Der Tod von Renée Good reiht sich in eine brutale Bilanz der umstrittenen Einwanderungsbehörde: Im Vorjahr starben 32 Menschen in ICE-Gewahrsam – an Krampfanfällen, Herzversagen, Schlaganfällen oder durch Suizid; es war das Jahr mit den meisten Todesfällen für die Behörde seit über zwei Jahrzehnten.
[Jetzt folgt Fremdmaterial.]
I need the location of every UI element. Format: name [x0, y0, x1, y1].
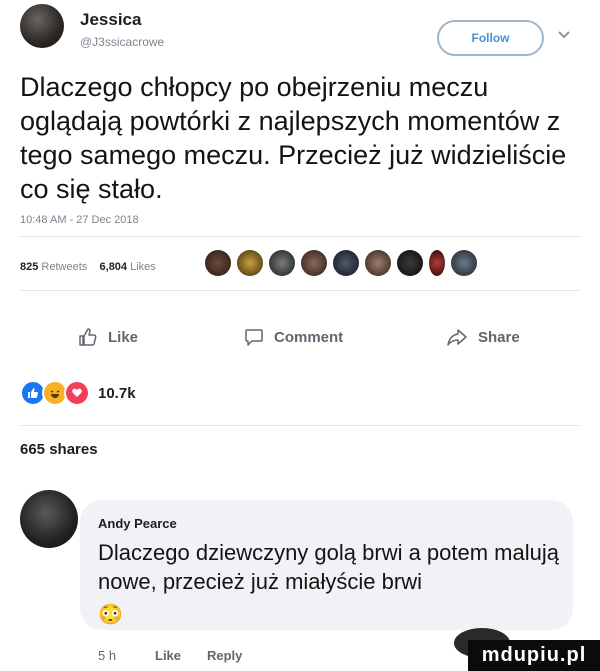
liker-avatar[interactable]	[237, 250, 263, 276]
liker-avatar[interactable]	[205, 250, 231, 276]
like-label: Like	[108, 328, 139, 346]
divider	[20, 290, 580, 291]
divider	[20, 236, 580, 237]
comment-author[interactable]: Andy Pearce	[98, 516, 177, 531]
likes-label[interactable]: Likes	[130, 261, 156, 273]
follow-button[interactable]: Follow	[437, 20, 544, 56]
shares-count[interactable]: 665 shares	[20, 441, 98, 458]
share-icon	[447, 329, 467, 346]
comment-reply-link[interactable]: Reply	[207, 648, 242, 663]
reactions-summary[interactable]: 10.7k	[20, 380, 136, 406]
author-handle[interactable]: @J3ssicacrowe	[80, 35, 164, 49]
liker-avatar[interactable]	[397, 250, 423, 276]
share-action-button[interactable]: Share	[446, 327, 520, 347]
author-name[interactable]: Jessica	[80, 10, 141, 30]
like-action-button[interactable]: Like	[78, 327, 138, 347]
likes-count[interactable]: 6,804	[100, 261, 128, 273]
liker-avatar[interactable]	[365, 250, 391, 276]
liker-avatar[interactable]	[301, 250, 327, 276]
tweet-stats: 825 Retweets 6,804 Likes	[20, 261, 156, 273]
chevron-down-icon[interactable]	[558, 30, 570, 40]
liker-avatar[interactable]	[451, 250, 477, 276]
comment-time: 5 h	[98, 648, 117, 663]
reactions-count: 10.7k	[98, 384, 136, 402]
share-label: Share	[478, 328, 520, 346]
comment-action-button[interactable]: Comment	[244, 327, 343, 347]
liker-avatar[interactable]	[269, 250, 295, 276]
tweet-text: Dlaczego chłopcy po obejrzeniu meczu ogl…	[20, 72, 567, 204]
comment-icon	[245, 329, 263, 346]
commenter-avatar[interactable]	[20, 490, 78, 548]
comment-label: Comment	[274, 328, 344, 346]
tweet-timestamp[interactable]: 10:48 AM - 27 Dec 2018	[20, 214, 139, 226]
liker-avatar[interactable]	[429, 250, 445, 276]
likers-avatars	[205, 250, 477, 276]
divider	[20, 425, 580, 426]
retweets-count[interactable]: 825	[20, 261, 38, 273]
site-watermark: mdupiu.pl	[468, 640, 600, 671]
comment-text: Dlaczego dziewczyny golą brwi a potem ma…	[98, 540, 559, 594]
flushed-face-emoji: 😳	[98, 604, 123, 626]
liker-avatar[interactable]	[333, 250, 359, 276]
author-avatar[interactable]	[20, 4, 64, 48]
thumbs-up-icon	[79, 328, 97, 346]
retweets-label[interactable]: Retweets	[41, 261, 87, 273]
comment-like-link[interactable]: Like	[155, 648, 181, 663]
love-reaction-icon	[64, 380, 90, 406]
Gleichzeitig erreichte die Zahl der Inhaftierten unter Trump einen Rekord: Mitte Dezember befanden sich mehr als 68.000 Menschen in Gewahrsam, fast drei Viertel davon nicht vorbestraft. Wiederholt warnten Menschenrechtsaktivisten und Anwälte vor den Haftbedingungen in den überfüllten Gefängnissen.

Am Donnerstagabend wurden erneut zwei Menschen in einem flüchtenden Auto von Bundesbeamten angeschossen, sie waren auf der Suche nach einem mutmaßlich illegalen Einwanderer mit angeblichen Verbindungen zu einer venezolanischen Gang. Der Vorfall ereignete sich im liberalen Portland (Oregon), wo Proteste gegen ICE Trump im Sommer dazu veranlassten, gegen den Willen des Bundesstaates die Nationalgarde hinzuschicken. Doch die Justiz stoppte den Präsidenten.